As fine as the four Fairyland books have been, I've been keen for a period of years for Catherynne M. Valente to get back to the sumptuous standalone stuff that led me to love her work in the first. Happily, it looks like she's doing exactly that in her "fanciful" new novella. Readers, meet Speak Easy:
If you go looking for it, just about halfway uptown and halfway downtown, there's this hotel stuck like a pin all the way through the world. Down inside the Artemisia it's this mortal coil all over. Earthly delights on every floor.
The hotel Artemisia sits on a fantastical 72nd Street, in a decade that never was. It is home to a cast of characters, creatures, and creations unlike any other, including especially Zelda Fair, who is perfect at being Zelda, but who longs for something more.

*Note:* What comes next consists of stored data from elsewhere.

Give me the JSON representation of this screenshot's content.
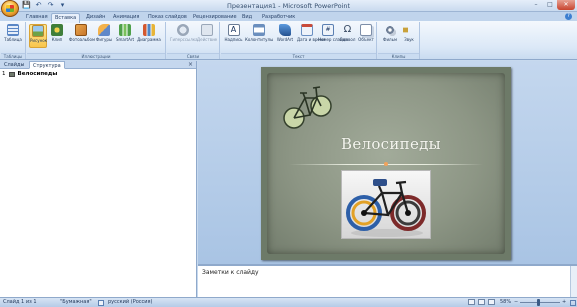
{
  "window": {
    "title": "Презентация1 - Microsoft PowerPoint",
    "controls": [
      "–",
      "□",
      "✕"
    ]
  },
  "qat": [
    "💾",
    "↶",
    "↷",
    "▾"
  ],
  "tabs": [
    {
      "label": "Главная",
      "active": false
    },
    {
      "label": "Вставка",
      "active": true
    },
    {
      "label": "Дизайн",
      "active": false
    },
    {
      "label": "Анимация",
      "active": false
    },
    {
      "label": "Показ слайдов",
      "active": false
    },
    {
      "label": "Рецензирование",
      "active": false
    },
    {
      "label": "Вид",
      "active": false
    },
    {
      "label": "Разработчик",
      "active": false
    }
  ],
  "ribbon": {
    "groups": [
      {
        "label": "Таблицы",
        "buttons": [
          {
            "label": "Таблица",
            "icon": "table-icon",
            "color": "#5b87c5"
          }
        ]
      },
      {
        "label": "Иллюстрации",
        "buttons": [
          {
            "label": "Рисунок",
            "icon": "picture-icon",
            "color": "#e0b44a",
            "selected": true
          },
          {
            "label": "Клип",
            "icon": "clipart-icon",
            "color": "#3f7e3a"
          },
          {
            "label": "Фотоальбом",
            "icon": "photo-album-icon",
            "color": "#c8772b"
          },
          {
            "label": "Фигуры",
            "icon": "shapes-icon",
            "color": "#5f88c9"
          },
          {
            "label": "SmartArt",
            "icon": "smartart-icon",
            "color": "#4fa04a"
          },
          {
            "label": "Диаграмма",
            "icon": "chart-icon",
            "color": "#d4582e"
          }
        ]
      },
      {
        "label": "Связи",
        "buttons": [
          {
            "label": "Гиперссылка",
            "icon": "hyperlink-icon",
            "color": "#9aa7b8",
            "dim": true
          },
          {
            "label": "Действие",
            "icon": "action-icon",
            "color": "#9aa7b8",
            "dim": true
          }
        ]
      },
      {
        "label": "Текст",
        "buttons": [
          {
            "label": "Надпись",
            "icon": "textbox-icon",
            "color": "#6a7c95"
          },
          {
            "label": "Колонтитулы",
            "icon": "header-footer-icon",
            "color": "#6b8fbe"
          },
          {
            "label": "WordArt",
            "icon": "wordart-icon",
            "color": "#3e6fb6"
          },
          {
            "label": "Дата и время",
            "icon": "datetime-icon",
            "color": "#6a8fc2"
          },
          {
            "label": "Номер слайда",
            "icon": "slide-number-icon",
            "color": "#5b7fb2"
          },
          {
            "label": "Символ",
            "icon": "symbol-icon",
            "color": "#5f6f85"
          },
          {
            "label": "Объект",
            "icon": "object-icon",
            "color": "#7d8ea8"
          }
        ]
      },
      {
        "label": "Клипы мультимедиа",
        "buttons": [
          {
            "label": "Фильм",
            "icon": "movie-icon",
            "color": "#6f7f97"
          },
          {
            "label": "Звук",
            "icon": "sound-icon",
            "color": "#c9a13a"
          }
        ]
      }
    ]
  },
  "leftpane": {
    "tabs": [
      {
        "label": "Слайды",
        "active": false
      },
      {
        "label": "Структура",
        "active": true
      }
    ],
    "close": "×",
    "outline": [
      {
        "number": "1",
        "text": "Велосипеды"
      }
    ]
  },
  "slide": {
    "title": "Велосипеды"
  },
  "notes": {
    "placeholder": "Заметки к слайду"
  },
  "status": {
    "slide": "Слайд 1 из 1",
    "theme": "\"Бумажная\"",
    "language": "русский (Россия)",
    "zoom": "58%",
    "zoom_value": 58
  }
}
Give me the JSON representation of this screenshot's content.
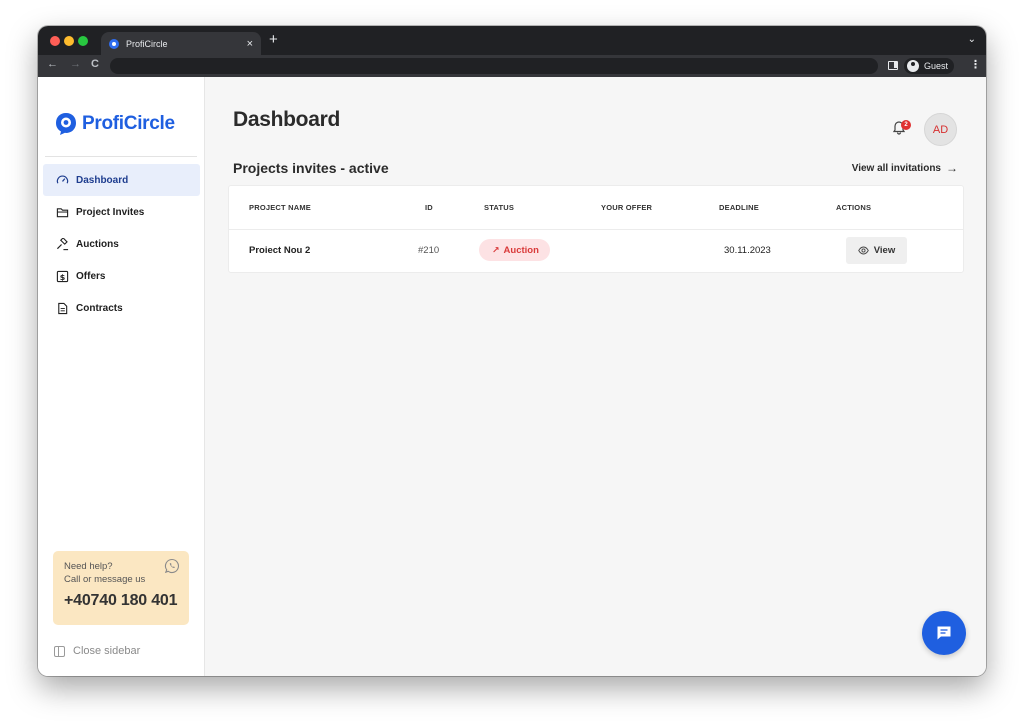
{
  "browser": {
    "tab_title": "ProfiCircle",
    "tab_close": "×",
    "new_tab": "+",
    "tabs_menu": "⌄",
    "back": "←",
    "forward": "→",
    "reload": "C",
    "profile_label": "Guest",
    "menu": "⋮"
  },
  "brand": {
    "name": "ProfiCircle",
    "color": "#1f5fe0"
  },
  "sidebar": {
    "items": [
      {
        "label": "Dashboard",
        "icon": "gauge-icon",
        "active": true
      },
      {
        "label": "Project Invites",
        "icon": "folder-icon"
      },
      {
        "label": "Auctions",
        "icon": "gavel-icon"
      },
      {
        "label": "Offers",
        "icon": "dollar-icon"
      },
      {
        "label": "Contracts",
        "icon": "document-icon"
      }
    ],
    "help": {
      "title": "Need help?",
      "subtitle": "Call or message us",
      "phone": "+40740 180 401",
      "icon": "whatsapp-icon"
    },
    "close_label": "Close sidebar"
  },
  "header": {
    "title": "Dashboard",
    "notification_count": "2",
    "avatar_initials": "AD"
  },
  "invites": {
    "title": "Projects invites - active",
    "view_all": "View all invitations",
    "view_all_arrow": "→",
    "columns": [
      "PROJECT NAME",
      "ID",
      "STATUS",
      "YOUR OFFER",
      "DEADLINE",
      "ACTIONS"
    ],
    "rows": [
      {
        "name": "Proiect Nou 2",
        "id": "#210",
        "status": "Auction",
        "status_icon": "↗",
        "offer": "",
        "deadline": "30.11.2023",
        "action": "View"
      }
    ]
  },
  "colors": {
    "accent": "#1f5fe0",
    "status_auction_bg": "#fde2e4",
    "status_auction_text": "#d93a3a",
    "help_bg": "#fbe7c2"
  }
}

The world of this extraordinary novella—a bootlegger's brew of fairy tales, Jazz Age opulence, and organised crime—is ruled over by the diminutive, eternal, sinister Al. Zelda holds her own against the boss, or so it seems. But when she faces off against him and his besotted employee Frankie in a deadly game that just might change everything, she must bet it all and hope not to lose...
Multiple-award-winning, New York Times' bestselling author Catherynne M. Valente once again reinvents a classic in Speak Easy, which interprets "The Twelve Dancing Princesses" if Zelda Fitzgerald waltzed in and stole the show. This Prohibition-Era tale will make heads spin and hearts pound. It's a story as old as time, as effervescent as champagne, and as dark as the devil's basement on a starless night in the city.
The cover art is an ornate affair, which is fitting, in that "ornate" is as apt an adjective as any to describe Valente's ridiculously pretty prose. It's what's inside that counts, of course, but it's nice, nevertheless, when what's outside also factors into the mathematics.
Now I have a confession to make before I say good day. When I saw Speak Easy mentioned in the Subterranean Press newsletter, my first thoughts were: What? Haven't I read this already?
I haven't. I have, however, read—and reviewed—a very similar story in recent years. Like Speak Easy, The Girls at the Kingfisher Club is a prohibition-era reimagining of The Twelve Dancing Princesses.
To maker matters worse, this is far from the first time I've mixed Catherynne M. Valente up with the author of The Girls at the Kingfisher Club, Genevieve Valentine. Why? My best guess is because their surnames make them shelf-friends in my lovely library, leading to a little confusion that Speak Easy's existence only exacerbates.
I won't hold that against it, though. Roll on Speak Easy's publication in the States this August!